Regex Expression to Extract Total From PDF

I have a PDF like this

image

I want to extract the Value which in the total column I have converted the pdf Text using the Read PDF text Activity, Just need a regex expression for the same

kindly share this table in text format

Regards

can you share the output text which you get after read pdf text activity

1 Like

Hi @Ishan_Shelke ,

Could you please share the PDF’s ouput text. If your total value always comes after/before any fixed value like ‘Total’ or ‘Line Total’; then you can use Lookahead assertion or Lookbehind assertion.

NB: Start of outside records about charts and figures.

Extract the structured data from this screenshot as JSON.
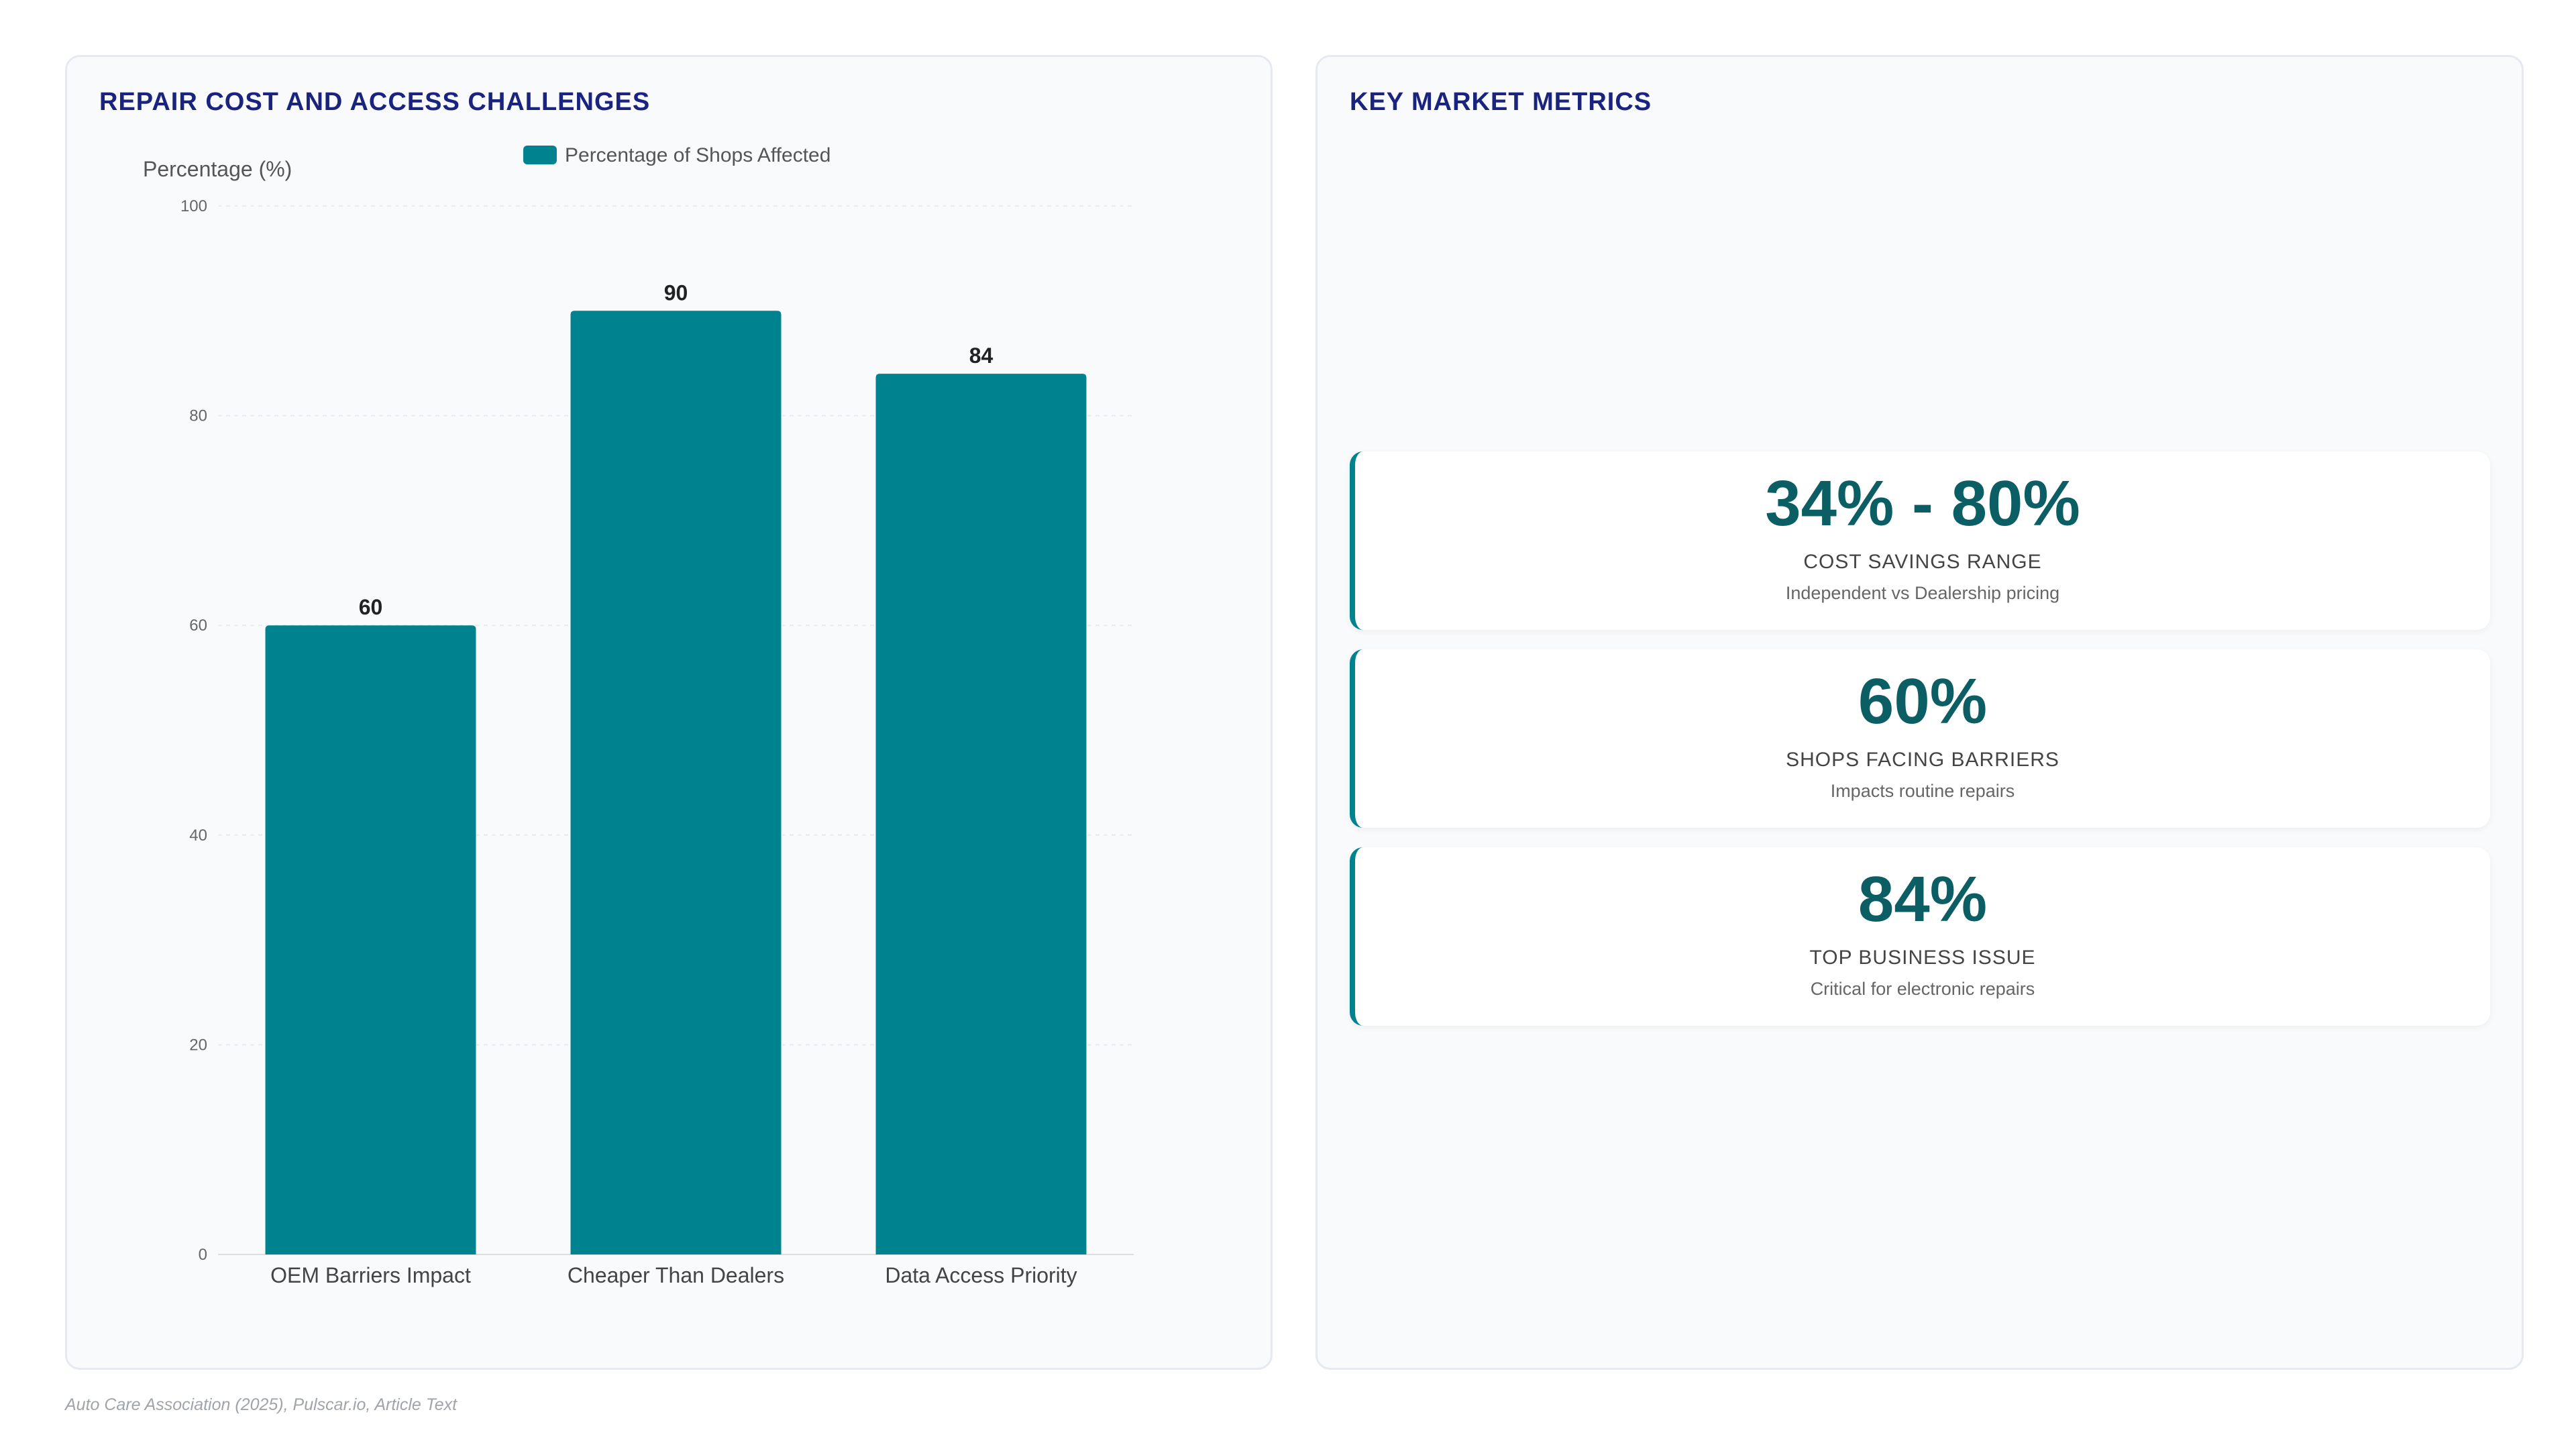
{
  "left_panel": {
    "title": "REPAIR COST AND ACCESS CHALLENGES"
  },
  "chart_data": {
    "type": "bar",
    "title": "REPAIR COST AND ACCESS CHALLENGES",
    "categories": [
      "OEM Barriers Impact",
      "Cheaper Than Dealers",
      "Data Access Priority"
    ],
    "series": [
      {
        "name": "Percentage of Shops Affected",
        "values": [
          60,
          90,
          84
        ],
        "color": "#00838f"
      }
    ],
    "ylabel": "Percentage (%)",
    "xlabel": "",
    "ylim": [
      0,
      100
    ],
    "yticks": [
      "0",
      "20",
      "40",
      "60",
      "80",
      "100"
    ],
    "data_labels": [
      "60",
      "90",
      "84"
    ],
    "grid": true,
    "legend_position": "top"
  },
  "right_panel": {
    "title": "KEY MARKET METRICS",
    "metrics": [
      {
        "value": "34% - 80%",
        "label": "COST SAVINGS RANGE",
        "subtext": "Independent vs Dealership pricing"
      },
      {
        "value": "60%",
        "label": "SHOPS FACING BARRIERS",
        "subtext": "Impacts routine repairs"
      },
      {
        "value": "84%",
        "label": "TOP BUSINESS ISSUE",
        "subtext": "Critical for electronic repairs"
      }
    ]
  },
  "source": "Auto Care Association (2025), Pulscar.io, Article Text",
  "colors": {
    "accent": "#00838f",
    "title": "#1a237e",
    "metric_value": "#0b5e63"
  }
}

I can share the whole regex pattern once you share the pdf text.

sample.txt (1.6 KB)

Here is the Sample Guys

I need the value which is below Total Column in this case it is :

image

Hi @Ishan_Shelke ,
this image is input?
you use read pdf text to get String
then use regex to get a string in that,
can you share file or your string to test regex?

regards,

Hey @Ishan_Shelke can u try this regex pattern (?<=(Total)\s+)(₹\d+,\d+.\d+) or u can also go with this pattern:₹\d{2},\d{3}.\d{2}
image

Regards,

Hey @Ishan_Shelke ,

I have made a xaml according to your requirements
Below is the output screenshot
image

Below is the File
Ishan Forum.zip (3.3 KB)

Below is the regex that i used
(?<=\sTotal\s*₹ )\d+(,|.)\d+(,|.)\d+

This regex function locates the term “Total” and captures numerical values, even if they include commas (,) or periods (.), from the PDF text. This approach is effective because the numeric format in the PDF content might vary, such as:

  • 686.33
  • 87886,99
  • 899,90.00

Thus, this regex pattern adequately handles diverse numeric representations.
Hope it helps you out!

Happy automation

1 Like

Hi,

Could you check the below expression for your all PDF output’s text →

System.Text.RegularExpressions.Regex.Matches(txt, “(?<=\₹\s)[\d,.]+”)(0).ToString

I am simply taking first amount which is preceded by \₹.

The Rate amount is also there but not preceded by \₹, if your all extracted PDF text is getting in same format then shared expression will work.

This topic was automatically closed 3 days after the last reply. New replies are no longer allowed.